The significance for Hyperliquid isn't that it's forcing it to start tokenized stocks from scratch, but rather that it adds regulatory scrutiny to its already progressing RWA (Real-Time Transactional) approach. On the Hyperliquid platform, trading of real-world assets such as stocks and pre-IPO assets has already begun to scale, and RWA open interest has reached new highs. If US regulators do indeed open a testing window for tokenized stocks, the demand for such on-chain transactions could be further amplified.
For Hyperliquid, the clearer the regulatory boundaries, the less resistance there will likely be to on-chain trading of real-world assets. Those more likely to benefit from incremental growth are not individual asset issuers, but rather platforms capable of handling order books, liquidity, and settlement. If tokenized stocks transition from a gray-area experiment to compliant growth, Hyperliquid's already established RWA business will not merely be an early attempt, but could become the main battleground for the next round of on-chain trading competition.
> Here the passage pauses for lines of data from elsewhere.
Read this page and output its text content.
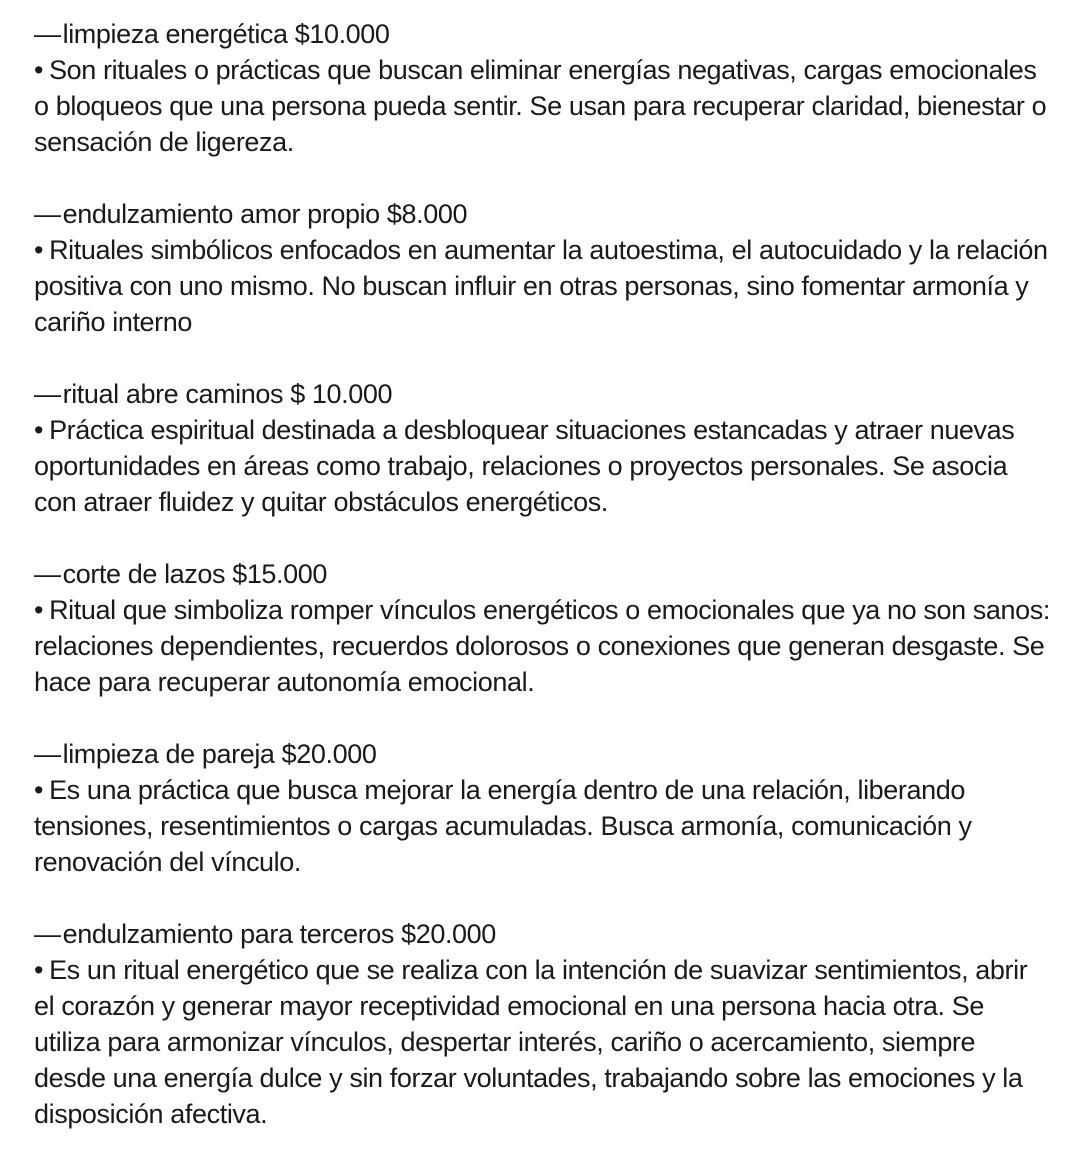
—limpieza energética $10.000

• Son rituales o prácticas que buscan eliminar energías negativas, cargas emocionales o bloqueos que una persona pueda sentir. Se usan para recuperar claridad, bienestar o sensación de ligereza.

—endulzamiento amor propio $8.000

• Rituales simbólicos enfocados en aumentar la autoestima, el autocuidado y la relación positiva con uno mismo. No buscan influir en otras personas, sino fomentar armonía y cariño interno

—ritual abre caminos $ 10.000

• Práctica espiritual destinada a desbloquear situaciones estancadas y atraer nuevas oportunidades en áreas como trabajo, relaciones o proyectos personales. Se asocia con atraer fluidez y quitar obstáculos energéticos.

—corte de lazos $15.000

• Ritual que simboliza romper vínculos energéticos o emocionales que ya no son sanos: relaciones dependientes, recuerdos dolorosos o conexiones que generan desgaste. Se hace para recuperar autonomía emocional.

—limpieza de pareja $20.000

• Es una práctica que busca mejorar la energía dentro de una relación, liberando tensiones, resentimientos o cargas acumuladas. Busca armonía, comunicación y renovación del vínculo.

—endulzamiento para terceros $20.000

• Es un ritual energético que se realiza con la intención de suavizar sentimientos, abrir el corazón y generar mayor receptividad emocional en una persona hacia otra. Se utiliza para armonizar vínculos, despertar interés, cariño o acercamiento, siempre desde una energía dulce y sin forzar voluntades, trabajando sobre las emociones y la disposición afectiva.
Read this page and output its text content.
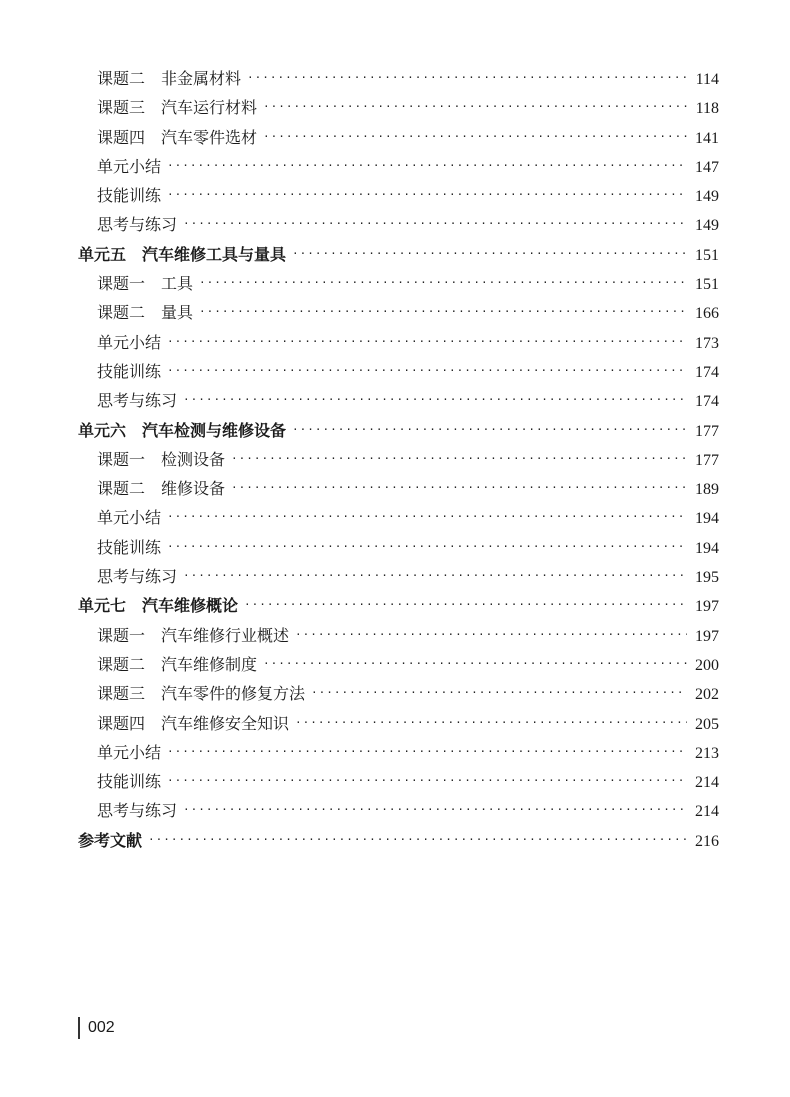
课题二　非金属材料 ·····	114
课题三　汽车运行材料 ·····	118
课题四　汽车零件选材 ·····	141
单元小结 ·····	147
技能训练 ·····	149
思考与练习 ·····	149
单元五　汽车维修工具与量具 ·····	151
课题一　工具 ·····	151
课题二　量具 ·····	166
单元小结 ·····	173
技能训练 ·····	174
思考与练习 ·····	174
单元六　汽车检测与维修设备 ·····	177
课题一　检测设备 ·····	177
课题二　维修设备 ·····	189
单元小结 ·····	194
技能训练 ·····	194
思考与练习 ·····	195
单元七　汽车维修概论 ·····	197
课题一　汽车维修行业概述 ·····	197
课题二　汽车维修制度 ·····	200
课题三　汽车零件的修复方法 ·····	202
课题四　汽车维修安全知识 ·····	205
单元小结 ·····	213
技能训练 ·····	214
思考与练习 ·····	214
参考文献 ·····	216
002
The fundamentals are still strengthening, but in the short term, the market has entered a battleground between bulls and bears.
The logic behind HYPE's rise is becoming clearer. ETFs are opening up access to compliant funds, the return of USDC brings potential incremental buybacks, and RWA, prediction markets, and tokenized stocks continue to broaden Hyperliquid's trading boundaries. These changes all point in the same direction— Hyperliquid is no longer just a Perp DEX, but is expanding into a larger on-chain trading system.
However, the long-term logic holding true doesn't guarantee a continuous one-sided price increase in the short term. According to on-chain data, HYPE is currently experiencing a large-scale standoff between bullish and bearish whale, with the top two whale holding opposing positions, totaling over $60 million. The bulls are focused on Hyperliquid's future growth potential, while the bears are betting on a pullback after the rapid short-term price increase. As the size of whale positions grows, HYPE's short-term price may no longer be solely determined by fundamentals but will also be influenced by leverage liquidation, funding rates, and market sentiment.
Therefore, the short-term price trend of HYPE is difficult to predict, and depends more on which side, the bulls or the bears, is forced out first. However, looking at the long term, HYPE's fundamentals remain promising for the market. Hyperliquid continues to expand its trading assets, funding sources, and revenue streams, and HYPE is playing a more central role as a value carrier in buybacks, staking, and fee capture.